Segmentation means to divide the marketplace into parts, or segments, which are definable, accessible, actionable, and profitable and have a growth potential. In other words, a company would find it impossible to target the entire market, because of time, cost and effort restrictions. It needs to have a ‘definable’ segment – a mass of people who can be identified and targeted with reasonable effort, cost and time.
Once such a mass is identified, it has to be checked that this mass can actually be targeted with the resources at hand, or the segment should be accessible to the company. Beyond this, will the segment respond to marketing actions by the company (ads, prices, schemes, promos) or, is it actionable by the company? After this check, even though the product and the target are clear, is it profitable to sell to them? Is the number and value of the segment going to grow, such that the product also grows in sales and profits?
Description: Segmentation takes on great significance in today’s cluttered marketplace, with thousands of products, media proliferation, ad-fatigue and general economic problems around the world markets. Rightly segmenting the market place can make the difference between successes and shut down for a company.
Segmentation allows a seller to closely tailor his product to the needs, desires, uses and paying ability of customers. It allows sellers to concentrate on their resources, money, time and effort on a profitable market, which will grow in numbers, usage and value.
Basis of Segmentation
Segmenting is dividing a group into subgroups according to some set ‘basis’. These bases range from age, gender, etc. to psychographic factors like attitude, interest, values, etc.
Gender is one of the most simple yet important bases of market segmentation. The interests, needs and wants of males and females differ at many levels. Thus, marketers focus on different marketing and communication strategies for both. This type of segmentation is usually seen in the case of cosmetics, clothing, and jewellery industry, etc.
Segmenting market according to the age group of the audience is a great strategy for personalized marketing. Most of the products in the market are not universal to be used by all the age groups.
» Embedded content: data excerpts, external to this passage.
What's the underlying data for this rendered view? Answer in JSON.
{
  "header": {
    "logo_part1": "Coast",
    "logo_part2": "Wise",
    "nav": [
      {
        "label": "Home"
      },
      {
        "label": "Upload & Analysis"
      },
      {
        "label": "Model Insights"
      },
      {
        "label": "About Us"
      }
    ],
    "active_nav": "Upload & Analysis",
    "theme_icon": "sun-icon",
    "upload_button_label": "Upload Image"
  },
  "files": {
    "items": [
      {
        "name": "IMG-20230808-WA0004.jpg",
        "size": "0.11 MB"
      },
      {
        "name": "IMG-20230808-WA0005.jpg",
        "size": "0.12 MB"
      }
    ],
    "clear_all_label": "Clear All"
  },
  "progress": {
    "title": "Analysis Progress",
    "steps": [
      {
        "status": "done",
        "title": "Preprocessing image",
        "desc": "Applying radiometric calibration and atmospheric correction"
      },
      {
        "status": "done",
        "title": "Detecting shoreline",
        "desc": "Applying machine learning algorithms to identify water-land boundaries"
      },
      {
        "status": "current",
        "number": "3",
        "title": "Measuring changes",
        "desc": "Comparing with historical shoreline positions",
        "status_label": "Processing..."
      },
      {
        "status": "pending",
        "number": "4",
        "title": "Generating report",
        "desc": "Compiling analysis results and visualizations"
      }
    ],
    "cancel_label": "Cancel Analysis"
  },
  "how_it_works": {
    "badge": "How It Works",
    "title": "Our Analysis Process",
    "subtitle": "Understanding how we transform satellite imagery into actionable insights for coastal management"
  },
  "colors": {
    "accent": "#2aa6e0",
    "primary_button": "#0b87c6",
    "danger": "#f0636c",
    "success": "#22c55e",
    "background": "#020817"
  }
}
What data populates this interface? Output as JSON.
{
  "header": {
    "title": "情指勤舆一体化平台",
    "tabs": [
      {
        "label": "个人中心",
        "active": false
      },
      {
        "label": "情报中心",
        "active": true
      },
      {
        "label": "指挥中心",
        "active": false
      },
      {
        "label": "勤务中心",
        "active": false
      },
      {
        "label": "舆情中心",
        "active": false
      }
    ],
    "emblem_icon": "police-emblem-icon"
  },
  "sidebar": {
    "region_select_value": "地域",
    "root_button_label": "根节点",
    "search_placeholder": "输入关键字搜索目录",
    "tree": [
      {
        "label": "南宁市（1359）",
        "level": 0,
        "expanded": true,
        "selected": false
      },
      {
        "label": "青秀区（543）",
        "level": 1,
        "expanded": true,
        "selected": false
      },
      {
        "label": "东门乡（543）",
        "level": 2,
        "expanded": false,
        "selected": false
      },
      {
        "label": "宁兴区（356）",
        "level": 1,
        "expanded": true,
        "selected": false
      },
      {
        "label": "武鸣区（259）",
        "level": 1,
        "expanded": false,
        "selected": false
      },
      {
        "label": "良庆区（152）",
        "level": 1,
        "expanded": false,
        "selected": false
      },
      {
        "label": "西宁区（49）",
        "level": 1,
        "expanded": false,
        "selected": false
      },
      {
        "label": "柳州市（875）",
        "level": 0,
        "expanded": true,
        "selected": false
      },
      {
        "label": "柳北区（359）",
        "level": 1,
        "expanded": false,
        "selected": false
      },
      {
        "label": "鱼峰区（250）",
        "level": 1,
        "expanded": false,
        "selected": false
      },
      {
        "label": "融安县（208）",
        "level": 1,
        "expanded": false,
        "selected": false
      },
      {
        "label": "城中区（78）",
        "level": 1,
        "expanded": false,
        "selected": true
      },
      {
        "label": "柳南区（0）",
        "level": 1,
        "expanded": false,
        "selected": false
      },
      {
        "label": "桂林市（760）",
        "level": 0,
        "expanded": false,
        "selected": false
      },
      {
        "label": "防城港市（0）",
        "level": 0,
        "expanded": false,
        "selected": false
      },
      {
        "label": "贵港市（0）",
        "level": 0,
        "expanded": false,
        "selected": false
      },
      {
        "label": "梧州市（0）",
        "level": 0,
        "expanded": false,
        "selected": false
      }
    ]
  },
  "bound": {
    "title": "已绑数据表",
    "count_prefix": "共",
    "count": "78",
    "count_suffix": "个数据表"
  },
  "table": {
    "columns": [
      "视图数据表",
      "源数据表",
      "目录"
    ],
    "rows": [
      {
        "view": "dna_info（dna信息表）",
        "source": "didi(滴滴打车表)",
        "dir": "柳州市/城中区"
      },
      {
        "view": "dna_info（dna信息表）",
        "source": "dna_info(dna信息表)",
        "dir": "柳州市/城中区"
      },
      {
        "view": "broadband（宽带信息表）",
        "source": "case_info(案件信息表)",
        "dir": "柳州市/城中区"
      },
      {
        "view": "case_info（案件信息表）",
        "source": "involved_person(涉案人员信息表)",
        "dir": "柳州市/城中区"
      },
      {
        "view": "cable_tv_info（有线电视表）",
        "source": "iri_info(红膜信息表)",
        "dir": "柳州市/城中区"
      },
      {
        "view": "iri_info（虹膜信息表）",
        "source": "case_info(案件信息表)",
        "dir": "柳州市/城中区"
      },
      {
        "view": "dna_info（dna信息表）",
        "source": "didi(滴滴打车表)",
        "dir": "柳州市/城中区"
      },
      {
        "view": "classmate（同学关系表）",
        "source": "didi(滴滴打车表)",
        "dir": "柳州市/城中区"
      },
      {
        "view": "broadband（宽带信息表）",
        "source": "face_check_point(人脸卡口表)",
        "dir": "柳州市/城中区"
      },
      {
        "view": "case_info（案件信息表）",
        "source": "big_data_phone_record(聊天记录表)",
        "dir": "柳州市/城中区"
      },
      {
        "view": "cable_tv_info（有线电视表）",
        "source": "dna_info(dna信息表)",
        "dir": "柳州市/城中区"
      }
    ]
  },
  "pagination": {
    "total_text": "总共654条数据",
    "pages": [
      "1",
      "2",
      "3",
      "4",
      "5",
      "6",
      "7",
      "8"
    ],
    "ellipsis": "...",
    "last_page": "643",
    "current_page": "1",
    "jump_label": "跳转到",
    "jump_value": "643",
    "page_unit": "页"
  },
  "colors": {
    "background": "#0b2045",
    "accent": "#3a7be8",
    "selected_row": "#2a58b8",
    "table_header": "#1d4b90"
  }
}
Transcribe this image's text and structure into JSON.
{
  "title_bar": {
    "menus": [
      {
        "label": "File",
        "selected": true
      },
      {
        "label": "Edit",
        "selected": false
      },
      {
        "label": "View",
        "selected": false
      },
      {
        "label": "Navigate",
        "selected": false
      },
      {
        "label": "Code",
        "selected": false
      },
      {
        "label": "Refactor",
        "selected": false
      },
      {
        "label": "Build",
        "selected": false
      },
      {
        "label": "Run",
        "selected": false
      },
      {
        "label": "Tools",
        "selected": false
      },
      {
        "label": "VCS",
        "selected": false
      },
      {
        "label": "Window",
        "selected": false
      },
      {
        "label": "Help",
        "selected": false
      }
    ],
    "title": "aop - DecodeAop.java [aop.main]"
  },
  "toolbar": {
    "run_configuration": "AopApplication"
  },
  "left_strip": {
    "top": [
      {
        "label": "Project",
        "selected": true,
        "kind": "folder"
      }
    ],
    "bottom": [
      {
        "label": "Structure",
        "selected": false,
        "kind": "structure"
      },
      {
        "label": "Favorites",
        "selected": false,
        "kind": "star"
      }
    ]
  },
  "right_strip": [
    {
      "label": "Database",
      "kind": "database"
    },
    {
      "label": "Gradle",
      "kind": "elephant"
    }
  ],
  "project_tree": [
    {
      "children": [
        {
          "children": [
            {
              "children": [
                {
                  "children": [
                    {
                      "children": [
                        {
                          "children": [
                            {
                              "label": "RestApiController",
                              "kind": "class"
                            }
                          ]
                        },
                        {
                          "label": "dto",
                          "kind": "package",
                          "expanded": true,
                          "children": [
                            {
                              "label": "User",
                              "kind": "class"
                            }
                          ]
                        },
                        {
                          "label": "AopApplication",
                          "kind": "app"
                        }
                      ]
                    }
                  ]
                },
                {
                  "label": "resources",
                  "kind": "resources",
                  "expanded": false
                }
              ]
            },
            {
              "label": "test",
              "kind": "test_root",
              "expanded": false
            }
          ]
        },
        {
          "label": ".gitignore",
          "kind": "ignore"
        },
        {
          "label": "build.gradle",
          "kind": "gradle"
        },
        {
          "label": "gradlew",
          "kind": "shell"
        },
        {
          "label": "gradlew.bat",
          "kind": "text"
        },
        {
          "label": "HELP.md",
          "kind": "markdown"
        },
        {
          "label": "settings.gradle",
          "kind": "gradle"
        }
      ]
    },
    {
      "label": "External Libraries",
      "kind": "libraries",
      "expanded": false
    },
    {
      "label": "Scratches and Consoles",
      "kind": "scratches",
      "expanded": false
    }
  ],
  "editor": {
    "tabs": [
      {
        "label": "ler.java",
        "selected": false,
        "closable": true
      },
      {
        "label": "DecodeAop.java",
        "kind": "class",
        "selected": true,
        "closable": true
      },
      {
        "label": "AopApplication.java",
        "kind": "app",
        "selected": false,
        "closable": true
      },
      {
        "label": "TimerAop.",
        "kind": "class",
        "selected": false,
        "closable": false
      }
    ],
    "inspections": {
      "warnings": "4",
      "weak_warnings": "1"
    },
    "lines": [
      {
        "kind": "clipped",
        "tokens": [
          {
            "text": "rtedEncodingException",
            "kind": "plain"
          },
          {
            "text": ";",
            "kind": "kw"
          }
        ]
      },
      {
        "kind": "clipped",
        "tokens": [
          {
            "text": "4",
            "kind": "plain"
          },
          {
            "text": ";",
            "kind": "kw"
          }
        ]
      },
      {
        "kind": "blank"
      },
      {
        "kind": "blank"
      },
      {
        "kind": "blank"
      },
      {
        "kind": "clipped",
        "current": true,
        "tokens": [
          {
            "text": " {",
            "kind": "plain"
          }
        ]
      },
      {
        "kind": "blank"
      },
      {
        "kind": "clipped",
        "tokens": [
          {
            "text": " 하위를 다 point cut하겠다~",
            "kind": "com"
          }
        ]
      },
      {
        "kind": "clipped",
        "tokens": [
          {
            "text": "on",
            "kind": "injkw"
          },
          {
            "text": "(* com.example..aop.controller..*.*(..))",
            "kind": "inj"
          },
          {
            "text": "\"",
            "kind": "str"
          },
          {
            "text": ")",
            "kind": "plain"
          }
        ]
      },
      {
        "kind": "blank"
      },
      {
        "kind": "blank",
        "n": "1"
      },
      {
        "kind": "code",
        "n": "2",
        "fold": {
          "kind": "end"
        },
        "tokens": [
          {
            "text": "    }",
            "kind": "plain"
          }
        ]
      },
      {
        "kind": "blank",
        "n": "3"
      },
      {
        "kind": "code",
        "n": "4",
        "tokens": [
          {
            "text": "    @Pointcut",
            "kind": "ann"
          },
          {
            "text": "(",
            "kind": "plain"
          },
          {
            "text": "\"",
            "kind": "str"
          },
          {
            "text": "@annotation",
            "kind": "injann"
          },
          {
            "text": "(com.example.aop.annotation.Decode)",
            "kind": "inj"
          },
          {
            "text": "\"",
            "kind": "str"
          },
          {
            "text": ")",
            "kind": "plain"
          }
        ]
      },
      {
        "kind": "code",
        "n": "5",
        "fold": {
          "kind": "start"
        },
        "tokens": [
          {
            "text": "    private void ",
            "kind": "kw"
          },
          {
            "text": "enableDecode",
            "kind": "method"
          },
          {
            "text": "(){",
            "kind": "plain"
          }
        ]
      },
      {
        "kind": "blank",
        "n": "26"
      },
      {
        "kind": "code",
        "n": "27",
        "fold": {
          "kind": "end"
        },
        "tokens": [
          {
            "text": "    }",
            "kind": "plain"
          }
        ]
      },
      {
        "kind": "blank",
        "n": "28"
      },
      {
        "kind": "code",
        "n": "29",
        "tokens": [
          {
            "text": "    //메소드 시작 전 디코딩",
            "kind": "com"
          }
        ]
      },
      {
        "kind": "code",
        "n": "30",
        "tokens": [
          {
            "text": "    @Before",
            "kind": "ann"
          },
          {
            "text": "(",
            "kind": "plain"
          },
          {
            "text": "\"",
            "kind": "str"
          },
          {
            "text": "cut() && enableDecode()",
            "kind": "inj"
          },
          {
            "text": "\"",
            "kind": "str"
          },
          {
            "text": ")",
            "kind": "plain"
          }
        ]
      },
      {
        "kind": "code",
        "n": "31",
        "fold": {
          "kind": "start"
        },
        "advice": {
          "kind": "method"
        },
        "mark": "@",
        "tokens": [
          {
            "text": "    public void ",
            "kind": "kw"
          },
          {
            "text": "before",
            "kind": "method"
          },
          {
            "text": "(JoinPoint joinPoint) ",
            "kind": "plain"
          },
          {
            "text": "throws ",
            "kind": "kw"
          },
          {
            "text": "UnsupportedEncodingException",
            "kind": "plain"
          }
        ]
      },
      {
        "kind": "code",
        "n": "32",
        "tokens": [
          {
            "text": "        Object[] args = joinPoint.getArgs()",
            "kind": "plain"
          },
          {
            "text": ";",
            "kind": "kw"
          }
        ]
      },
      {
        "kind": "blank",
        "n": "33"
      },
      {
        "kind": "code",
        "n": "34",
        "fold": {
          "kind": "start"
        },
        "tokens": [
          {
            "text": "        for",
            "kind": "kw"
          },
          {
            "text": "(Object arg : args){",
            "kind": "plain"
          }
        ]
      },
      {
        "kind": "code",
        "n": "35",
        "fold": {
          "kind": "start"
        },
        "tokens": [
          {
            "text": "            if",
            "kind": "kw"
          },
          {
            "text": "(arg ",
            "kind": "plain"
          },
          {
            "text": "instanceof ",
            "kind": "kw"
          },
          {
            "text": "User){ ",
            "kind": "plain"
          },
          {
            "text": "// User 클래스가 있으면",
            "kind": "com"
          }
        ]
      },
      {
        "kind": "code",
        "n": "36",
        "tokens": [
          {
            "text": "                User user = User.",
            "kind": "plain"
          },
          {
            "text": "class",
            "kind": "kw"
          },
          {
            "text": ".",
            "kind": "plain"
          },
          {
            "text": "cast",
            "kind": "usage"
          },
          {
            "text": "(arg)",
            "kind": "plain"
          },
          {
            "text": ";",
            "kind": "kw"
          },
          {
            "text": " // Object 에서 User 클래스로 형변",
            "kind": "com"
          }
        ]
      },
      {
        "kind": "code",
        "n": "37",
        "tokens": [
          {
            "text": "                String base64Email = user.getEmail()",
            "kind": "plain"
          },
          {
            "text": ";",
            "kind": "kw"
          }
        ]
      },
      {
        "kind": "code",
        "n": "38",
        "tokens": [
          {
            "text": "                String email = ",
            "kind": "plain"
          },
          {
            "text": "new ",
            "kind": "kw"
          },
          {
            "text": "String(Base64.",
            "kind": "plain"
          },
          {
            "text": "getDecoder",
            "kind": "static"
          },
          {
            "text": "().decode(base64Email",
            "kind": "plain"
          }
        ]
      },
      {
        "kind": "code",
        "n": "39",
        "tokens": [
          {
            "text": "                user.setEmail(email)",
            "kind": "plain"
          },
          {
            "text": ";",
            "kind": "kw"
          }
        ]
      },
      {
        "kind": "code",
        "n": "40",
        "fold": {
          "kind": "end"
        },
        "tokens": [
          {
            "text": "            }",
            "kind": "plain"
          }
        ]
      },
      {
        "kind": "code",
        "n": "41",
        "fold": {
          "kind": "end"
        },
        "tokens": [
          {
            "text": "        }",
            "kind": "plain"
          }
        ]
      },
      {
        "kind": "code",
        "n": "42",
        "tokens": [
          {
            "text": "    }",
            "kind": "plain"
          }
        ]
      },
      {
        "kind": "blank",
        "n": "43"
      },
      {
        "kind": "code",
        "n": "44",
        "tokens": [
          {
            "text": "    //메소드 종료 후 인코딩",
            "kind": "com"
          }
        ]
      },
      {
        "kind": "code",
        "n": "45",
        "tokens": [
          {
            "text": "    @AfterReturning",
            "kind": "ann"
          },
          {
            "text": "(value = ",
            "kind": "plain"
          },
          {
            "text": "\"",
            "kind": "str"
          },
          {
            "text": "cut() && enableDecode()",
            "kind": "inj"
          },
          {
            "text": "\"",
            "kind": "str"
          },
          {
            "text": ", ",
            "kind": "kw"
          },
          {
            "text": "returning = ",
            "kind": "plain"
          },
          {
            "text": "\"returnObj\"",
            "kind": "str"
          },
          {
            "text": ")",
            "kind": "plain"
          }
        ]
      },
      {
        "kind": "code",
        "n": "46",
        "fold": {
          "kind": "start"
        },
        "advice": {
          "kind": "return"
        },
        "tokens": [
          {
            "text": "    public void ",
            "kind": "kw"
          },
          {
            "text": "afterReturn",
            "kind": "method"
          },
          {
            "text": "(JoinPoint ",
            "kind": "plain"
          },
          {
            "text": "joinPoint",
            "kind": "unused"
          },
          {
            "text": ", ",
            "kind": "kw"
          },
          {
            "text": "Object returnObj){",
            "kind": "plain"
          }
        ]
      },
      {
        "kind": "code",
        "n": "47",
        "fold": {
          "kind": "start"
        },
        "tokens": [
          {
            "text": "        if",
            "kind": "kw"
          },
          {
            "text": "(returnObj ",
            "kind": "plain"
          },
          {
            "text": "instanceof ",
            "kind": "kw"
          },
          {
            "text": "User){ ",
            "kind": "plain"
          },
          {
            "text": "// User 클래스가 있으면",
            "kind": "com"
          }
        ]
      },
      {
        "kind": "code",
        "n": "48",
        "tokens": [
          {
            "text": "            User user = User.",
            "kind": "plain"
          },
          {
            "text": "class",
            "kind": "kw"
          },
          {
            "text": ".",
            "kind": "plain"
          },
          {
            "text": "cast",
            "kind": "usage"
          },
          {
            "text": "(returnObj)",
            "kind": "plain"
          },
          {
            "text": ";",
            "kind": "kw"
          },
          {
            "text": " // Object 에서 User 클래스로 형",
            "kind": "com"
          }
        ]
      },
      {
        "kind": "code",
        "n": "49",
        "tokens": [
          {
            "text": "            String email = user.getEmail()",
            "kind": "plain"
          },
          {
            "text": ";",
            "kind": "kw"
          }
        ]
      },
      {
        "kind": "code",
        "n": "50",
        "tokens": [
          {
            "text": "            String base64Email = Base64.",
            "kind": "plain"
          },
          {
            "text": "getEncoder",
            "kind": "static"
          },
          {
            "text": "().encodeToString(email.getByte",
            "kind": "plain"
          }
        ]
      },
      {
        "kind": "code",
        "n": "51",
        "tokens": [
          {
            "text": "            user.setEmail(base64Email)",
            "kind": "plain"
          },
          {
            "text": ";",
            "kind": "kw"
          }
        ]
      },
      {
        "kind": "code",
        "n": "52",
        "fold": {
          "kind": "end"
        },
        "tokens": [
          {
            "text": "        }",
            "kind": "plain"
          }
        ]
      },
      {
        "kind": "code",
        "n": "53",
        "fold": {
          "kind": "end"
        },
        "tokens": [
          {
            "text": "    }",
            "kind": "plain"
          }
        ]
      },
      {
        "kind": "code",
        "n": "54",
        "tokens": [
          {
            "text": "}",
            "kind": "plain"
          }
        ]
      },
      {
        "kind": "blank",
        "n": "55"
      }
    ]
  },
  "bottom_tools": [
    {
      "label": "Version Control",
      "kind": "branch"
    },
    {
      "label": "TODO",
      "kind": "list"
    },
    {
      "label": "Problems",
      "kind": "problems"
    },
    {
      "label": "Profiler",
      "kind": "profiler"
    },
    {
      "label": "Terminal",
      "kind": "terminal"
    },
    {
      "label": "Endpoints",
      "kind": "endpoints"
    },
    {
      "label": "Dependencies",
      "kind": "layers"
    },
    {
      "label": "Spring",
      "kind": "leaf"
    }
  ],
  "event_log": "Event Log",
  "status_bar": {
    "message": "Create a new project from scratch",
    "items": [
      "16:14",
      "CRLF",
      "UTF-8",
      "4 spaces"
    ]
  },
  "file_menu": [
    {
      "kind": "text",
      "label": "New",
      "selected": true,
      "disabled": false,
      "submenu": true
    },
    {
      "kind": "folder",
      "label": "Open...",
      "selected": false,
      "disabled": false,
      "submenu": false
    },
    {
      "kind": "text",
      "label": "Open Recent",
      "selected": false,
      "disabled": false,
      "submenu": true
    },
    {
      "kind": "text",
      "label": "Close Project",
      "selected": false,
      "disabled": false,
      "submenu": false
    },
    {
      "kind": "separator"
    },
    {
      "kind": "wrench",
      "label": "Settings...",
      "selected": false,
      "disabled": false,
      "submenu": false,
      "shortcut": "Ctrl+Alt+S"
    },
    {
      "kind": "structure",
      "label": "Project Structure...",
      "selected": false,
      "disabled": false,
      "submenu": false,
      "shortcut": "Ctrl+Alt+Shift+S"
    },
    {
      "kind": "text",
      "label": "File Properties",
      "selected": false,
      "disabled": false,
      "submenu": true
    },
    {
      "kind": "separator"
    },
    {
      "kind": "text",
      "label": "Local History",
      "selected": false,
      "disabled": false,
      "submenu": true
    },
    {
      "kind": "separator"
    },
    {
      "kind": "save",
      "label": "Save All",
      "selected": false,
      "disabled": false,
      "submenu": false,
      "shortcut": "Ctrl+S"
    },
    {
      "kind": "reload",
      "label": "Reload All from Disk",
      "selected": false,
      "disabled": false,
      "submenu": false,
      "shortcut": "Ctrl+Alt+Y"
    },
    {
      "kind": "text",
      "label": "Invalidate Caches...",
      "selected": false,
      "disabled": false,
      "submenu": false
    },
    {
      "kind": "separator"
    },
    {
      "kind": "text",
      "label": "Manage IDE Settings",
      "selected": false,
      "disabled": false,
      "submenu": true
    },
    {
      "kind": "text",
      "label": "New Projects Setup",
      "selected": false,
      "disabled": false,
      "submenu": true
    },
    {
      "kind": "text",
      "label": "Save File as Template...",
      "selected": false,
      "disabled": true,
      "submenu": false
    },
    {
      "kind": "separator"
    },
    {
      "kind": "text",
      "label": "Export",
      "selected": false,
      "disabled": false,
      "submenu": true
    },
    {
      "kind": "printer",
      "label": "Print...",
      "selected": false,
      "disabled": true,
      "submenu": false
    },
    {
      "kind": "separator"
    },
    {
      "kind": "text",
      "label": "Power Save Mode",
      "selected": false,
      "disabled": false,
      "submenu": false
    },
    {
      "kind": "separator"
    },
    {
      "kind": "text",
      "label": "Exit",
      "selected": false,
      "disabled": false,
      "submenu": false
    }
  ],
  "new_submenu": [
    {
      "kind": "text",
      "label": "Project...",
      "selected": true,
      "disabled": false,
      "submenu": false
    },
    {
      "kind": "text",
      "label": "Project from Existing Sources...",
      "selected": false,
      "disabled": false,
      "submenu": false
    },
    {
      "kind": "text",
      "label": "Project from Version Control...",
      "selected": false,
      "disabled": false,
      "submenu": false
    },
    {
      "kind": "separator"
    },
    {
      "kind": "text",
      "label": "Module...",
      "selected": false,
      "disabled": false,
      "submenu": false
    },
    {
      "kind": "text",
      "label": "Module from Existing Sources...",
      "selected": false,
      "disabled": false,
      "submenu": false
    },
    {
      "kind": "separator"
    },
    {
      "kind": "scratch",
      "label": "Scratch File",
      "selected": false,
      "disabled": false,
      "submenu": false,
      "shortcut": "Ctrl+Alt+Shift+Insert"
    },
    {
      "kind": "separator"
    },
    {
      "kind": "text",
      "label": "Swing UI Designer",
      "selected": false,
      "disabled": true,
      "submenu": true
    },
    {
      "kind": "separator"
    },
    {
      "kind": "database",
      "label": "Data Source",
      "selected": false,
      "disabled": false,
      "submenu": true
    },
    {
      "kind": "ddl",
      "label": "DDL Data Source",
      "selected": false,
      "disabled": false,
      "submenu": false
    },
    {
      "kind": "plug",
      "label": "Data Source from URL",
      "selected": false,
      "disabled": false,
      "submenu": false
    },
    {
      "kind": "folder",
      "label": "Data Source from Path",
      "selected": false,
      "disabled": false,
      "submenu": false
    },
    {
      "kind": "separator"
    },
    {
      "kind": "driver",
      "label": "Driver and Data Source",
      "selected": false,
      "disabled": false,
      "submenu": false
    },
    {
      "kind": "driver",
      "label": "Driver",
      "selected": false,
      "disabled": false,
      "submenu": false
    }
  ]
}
Hence, by segmenting the market according to the target age group, marketers create better marketing and communication strategies and get better conversion rates.
Income decides the purchasing power of the target audience. It is also one of the key factors to decide whether to market the product as a need, want or a luxury. Marketers usually segment the market into three different groups considering their income. These are
- High Income Group
- Mid Income Group
- Low Income Group
The place where the target audience lives affect the buying decision the most. A person living in the mountains will have less or no demand for ice cream than the person living in a desert.
Occupation, just like income, influences the purchase decision of the audience. A need for an entrepreneur might be a luxury for a government sector employee. There are even many products which cater to an audience engaged in a specific occupation.
Product usage also acts as a segmenting basis. A user can be labelled as heavy, medium or light user of a product. The audience can also be segmented on the basis of their awareness of the product.
Other than physical factors, marketers also segment the market on the basis of lifestyle. Lifestyle includes subsets like marital status, interests, hobbies, religion, values, and other psychographic factors which affect the decision making of an individual.